The solution does support updating an existing billing profile in Siebel; such changes are synchronized with billing outside of the order integration flow.
In the case where an account is paying for its own services (and account-level products), the solution does not support changing the billing profile on existing services or account-level products to a different one using a change order:
Changing from one billing profile to another for a self-paying account is not supported.
Changing from one paying parent to another for a subordinate account is supported.
Changing from one billing profile to another (while retaining the same paying parent) for a subordinate account is supported.
Changing from self-paying to nonpaying subordinate is not supported*.
Changing from nonpaying subordinate to self-paying is not supported.
This is an Oracle BRM limitation with account-level balance group usage. Order integration to billing fails with an Oracle BRM error for the preceding scenarios that are not supported.
* - This specific scenario does not error but is not supported since it results in data that breaks the billing management integration flows.

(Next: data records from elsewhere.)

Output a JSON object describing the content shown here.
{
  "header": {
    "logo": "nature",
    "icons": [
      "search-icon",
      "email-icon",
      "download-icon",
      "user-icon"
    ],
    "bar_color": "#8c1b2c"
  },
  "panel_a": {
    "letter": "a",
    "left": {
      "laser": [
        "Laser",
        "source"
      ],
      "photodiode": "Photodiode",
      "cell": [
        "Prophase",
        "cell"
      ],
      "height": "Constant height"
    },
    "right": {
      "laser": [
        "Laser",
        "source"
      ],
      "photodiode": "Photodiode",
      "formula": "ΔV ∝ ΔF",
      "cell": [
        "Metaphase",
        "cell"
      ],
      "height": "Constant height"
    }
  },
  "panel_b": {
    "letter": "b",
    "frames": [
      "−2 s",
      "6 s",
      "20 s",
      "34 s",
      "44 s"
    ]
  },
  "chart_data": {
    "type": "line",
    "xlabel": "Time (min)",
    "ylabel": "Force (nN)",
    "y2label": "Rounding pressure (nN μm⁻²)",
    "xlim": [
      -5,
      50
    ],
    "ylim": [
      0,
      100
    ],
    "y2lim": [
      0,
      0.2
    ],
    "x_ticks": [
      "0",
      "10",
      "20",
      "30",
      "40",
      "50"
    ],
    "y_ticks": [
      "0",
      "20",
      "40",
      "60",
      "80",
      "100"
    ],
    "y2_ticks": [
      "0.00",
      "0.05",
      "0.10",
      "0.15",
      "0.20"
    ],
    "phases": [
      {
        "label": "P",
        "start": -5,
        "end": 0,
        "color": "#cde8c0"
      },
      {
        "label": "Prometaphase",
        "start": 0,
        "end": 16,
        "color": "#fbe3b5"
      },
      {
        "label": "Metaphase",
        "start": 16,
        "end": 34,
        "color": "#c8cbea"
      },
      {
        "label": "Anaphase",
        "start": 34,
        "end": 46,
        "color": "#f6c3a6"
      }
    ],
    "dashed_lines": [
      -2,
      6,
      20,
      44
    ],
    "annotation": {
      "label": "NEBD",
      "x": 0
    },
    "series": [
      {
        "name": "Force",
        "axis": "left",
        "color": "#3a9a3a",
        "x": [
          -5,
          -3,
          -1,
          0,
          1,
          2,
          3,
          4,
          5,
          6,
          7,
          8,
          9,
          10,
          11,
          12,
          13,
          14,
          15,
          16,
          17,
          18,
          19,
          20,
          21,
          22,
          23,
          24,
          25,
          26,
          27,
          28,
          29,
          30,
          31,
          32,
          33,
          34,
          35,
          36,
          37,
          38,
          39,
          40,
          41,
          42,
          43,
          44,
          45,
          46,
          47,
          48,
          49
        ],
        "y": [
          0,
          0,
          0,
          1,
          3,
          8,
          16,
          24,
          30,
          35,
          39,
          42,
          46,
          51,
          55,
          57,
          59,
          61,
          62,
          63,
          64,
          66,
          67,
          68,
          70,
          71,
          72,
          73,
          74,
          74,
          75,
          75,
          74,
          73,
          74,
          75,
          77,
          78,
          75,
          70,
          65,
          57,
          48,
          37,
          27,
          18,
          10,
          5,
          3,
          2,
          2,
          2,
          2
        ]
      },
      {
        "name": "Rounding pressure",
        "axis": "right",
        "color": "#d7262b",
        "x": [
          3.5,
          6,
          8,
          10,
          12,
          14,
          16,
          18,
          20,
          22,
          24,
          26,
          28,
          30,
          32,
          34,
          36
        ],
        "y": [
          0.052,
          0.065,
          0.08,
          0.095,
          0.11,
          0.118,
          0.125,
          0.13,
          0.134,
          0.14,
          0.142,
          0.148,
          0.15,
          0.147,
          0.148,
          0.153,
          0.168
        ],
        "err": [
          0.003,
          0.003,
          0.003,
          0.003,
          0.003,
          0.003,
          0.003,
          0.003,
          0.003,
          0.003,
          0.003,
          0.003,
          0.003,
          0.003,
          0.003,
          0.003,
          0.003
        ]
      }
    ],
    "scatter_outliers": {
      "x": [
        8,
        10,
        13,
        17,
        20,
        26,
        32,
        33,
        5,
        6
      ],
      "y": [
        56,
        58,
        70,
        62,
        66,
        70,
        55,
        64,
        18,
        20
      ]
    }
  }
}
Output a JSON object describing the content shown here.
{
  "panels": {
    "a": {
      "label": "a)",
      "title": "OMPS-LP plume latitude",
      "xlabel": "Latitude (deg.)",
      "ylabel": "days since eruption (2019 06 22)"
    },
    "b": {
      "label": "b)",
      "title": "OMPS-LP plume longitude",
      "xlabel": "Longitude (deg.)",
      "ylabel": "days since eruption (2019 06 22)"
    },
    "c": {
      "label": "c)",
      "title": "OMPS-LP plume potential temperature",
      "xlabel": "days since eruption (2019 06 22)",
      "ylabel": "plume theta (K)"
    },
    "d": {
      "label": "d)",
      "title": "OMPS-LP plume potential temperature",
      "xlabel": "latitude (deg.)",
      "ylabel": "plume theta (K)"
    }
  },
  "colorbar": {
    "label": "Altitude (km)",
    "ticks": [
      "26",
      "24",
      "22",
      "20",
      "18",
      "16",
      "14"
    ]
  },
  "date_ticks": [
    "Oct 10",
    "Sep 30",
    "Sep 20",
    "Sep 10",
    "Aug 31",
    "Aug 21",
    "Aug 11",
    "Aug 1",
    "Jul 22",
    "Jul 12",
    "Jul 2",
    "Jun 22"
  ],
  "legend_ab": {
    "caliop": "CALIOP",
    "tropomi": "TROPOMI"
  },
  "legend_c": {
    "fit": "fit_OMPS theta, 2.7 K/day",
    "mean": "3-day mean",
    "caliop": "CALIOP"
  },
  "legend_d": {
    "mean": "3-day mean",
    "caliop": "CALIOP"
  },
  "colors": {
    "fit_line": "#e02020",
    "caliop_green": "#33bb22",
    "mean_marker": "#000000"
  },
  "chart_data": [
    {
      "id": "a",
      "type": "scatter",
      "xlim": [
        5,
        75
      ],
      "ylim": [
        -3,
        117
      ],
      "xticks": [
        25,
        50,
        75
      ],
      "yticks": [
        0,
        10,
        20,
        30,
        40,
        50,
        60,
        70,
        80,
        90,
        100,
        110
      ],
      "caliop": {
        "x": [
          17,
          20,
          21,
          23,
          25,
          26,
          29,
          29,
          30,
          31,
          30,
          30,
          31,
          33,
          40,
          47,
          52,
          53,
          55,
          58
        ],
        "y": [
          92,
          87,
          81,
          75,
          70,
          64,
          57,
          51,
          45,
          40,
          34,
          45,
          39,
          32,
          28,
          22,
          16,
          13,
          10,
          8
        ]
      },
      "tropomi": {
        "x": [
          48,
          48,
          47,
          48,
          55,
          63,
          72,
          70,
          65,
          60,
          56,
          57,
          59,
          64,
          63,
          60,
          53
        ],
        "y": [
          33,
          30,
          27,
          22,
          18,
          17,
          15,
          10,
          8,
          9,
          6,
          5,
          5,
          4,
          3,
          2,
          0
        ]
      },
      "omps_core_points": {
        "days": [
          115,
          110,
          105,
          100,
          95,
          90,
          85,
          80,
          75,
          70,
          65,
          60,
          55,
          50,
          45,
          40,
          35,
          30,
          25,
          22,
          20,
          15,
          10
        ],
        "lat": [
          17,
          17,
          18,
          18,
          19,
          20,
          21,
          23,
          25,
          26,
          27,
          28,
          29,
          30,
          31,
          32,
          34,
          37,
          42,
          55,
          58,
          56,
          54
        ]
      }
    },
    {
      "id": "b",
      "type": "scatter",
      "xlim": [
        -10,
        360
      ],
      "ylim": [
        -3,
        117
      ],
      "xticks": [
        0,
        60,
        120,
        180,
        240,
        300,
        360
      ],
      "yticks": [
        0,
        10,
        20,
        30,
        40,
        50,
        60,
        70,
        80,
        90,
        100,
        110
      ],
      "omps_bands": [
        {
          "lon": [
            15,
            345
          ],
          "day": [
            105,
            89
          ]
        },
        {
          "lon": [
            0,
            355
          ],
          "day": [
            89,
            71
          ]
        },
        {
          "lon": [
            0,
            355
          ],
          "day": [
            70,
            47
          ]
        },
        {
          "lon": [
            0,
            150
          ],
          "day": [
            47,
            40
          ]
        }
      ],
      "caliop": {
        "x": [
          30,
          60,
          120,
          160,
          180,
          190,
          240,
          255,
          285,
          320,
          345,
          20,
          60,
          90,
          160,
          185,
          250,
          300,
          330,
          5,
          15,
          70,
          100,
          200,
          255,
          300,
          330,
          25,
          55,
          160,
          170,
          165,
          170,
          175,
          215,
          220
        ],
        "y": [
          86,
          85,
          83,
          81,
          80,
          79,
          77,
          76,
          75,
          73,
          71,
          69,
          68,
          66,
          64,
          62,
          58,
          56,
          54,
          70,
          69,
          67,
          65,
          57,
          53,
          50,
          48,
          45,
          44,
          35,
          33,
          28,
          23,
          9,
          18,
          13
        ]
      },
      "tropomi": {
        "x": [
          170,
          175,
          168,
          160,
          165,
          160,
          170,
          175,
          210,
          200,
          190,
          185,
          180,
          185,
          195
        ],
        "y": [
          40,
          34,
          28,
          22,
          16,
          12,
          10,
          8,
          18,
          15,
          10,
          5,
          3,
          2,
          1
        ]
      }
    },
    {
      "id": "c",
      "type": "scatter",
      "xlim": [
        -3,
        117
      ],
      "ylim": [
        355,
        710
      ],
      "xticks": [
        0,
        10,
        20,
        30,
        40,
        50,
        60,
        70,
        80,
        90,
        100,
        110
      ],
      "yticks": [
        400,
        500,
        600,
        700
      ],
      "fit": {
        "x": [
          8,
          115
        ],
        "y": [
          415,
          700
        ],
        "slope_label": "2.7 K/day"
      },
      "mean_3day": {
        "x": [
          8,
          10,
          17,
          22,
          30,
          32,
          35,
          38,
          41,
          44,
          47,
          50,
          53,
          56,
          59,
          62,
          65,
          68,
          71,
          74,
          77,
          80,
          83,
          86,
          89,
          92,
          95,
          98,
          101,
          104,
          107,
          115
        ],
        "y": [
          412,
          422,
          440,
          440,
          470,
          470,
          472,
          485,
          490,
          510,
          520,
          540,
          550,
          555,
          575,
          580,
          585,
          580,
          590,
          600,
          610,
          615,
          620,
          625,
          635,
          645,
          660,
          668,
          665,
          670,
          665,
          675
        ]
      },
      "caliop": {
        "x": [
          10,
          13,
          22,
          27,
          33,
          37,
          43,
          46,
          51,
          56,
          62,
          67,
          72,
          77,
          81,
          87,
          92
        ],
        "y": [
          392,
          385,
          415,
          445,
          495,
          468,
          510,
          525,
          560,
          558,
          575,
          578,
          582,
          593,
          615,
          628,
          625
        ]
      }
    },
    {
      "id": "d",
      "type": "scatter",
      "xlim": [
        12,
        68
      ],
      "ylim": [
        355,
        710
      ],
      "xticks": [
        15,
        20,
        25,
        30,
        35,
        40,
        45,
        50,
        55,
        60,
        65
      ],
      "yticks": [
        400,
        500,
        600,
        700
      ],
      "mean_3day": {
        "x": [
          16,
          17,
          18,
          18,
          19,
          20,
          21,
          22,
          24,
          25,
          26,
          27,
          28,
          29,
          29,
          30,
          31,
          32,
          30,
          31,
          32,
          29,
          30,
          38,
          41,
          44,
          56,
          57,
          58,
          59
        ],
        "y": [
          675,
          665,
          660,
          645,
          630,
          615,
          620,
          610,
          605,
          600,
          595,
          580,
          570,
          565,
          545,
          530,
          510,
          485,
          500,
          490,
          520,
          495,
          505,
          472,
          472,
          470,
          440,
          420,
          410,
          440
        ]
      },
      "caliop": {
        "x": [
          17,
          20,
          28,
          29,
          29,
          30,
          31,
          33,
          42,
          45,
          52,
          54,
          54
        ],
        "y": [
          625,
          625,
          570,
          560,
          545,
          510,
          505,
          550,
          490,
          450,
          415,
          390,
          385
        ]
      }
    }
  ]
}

Oracle BRM does not support a subordinate account having multiple paying parent.
Any order changing the paying parent for a subordinate account using a new purchase must include lines to change all the other services (and account-level products) for the subordinate account that was paid for by the old parent so that it can successfully interface customer data to Oracle BRM.
Caution:
Transactions that do not obey this assumption fails with an Oracle BRM error when an order is interfacing customer data to Oracle BRM.
Any order changing the paying parent for an existing service on a subordinate account changes the paying parent for all the other services (and account-level products) under that subordinate account. To ensure that Siebel CRM assets are synchronized with Oracle BRM, it is recommended that the change order to update the paying parent include an update for all the services (and account-level products) for a given subordinate account.
For more information, see Appendix E, "OLM - Examples of Changing the Paying Parent on Subordinate Accounts."
Transfer of services (or account-level products) from one account to another is not supported.
For more information, see Section D.2, "Table B."
All lines within a service bundle reference products from the same billing system.
Based on this assumption, a single Siebel CRM asset can be mapped to a service instance or a purchased product or discount instance in only one billing system.
The integration assumes that the service bundle product and its component products reference the same billing service type. This assumption applies only to component products that represent Oracle BRM products of type Subscription or BRM discounts. Violation of this assumption can result in Oracle BRM grouping the billed charges under the wrong bucket (bill-item). Nested service bundles do not have to have the same service type as the root parent service bundle.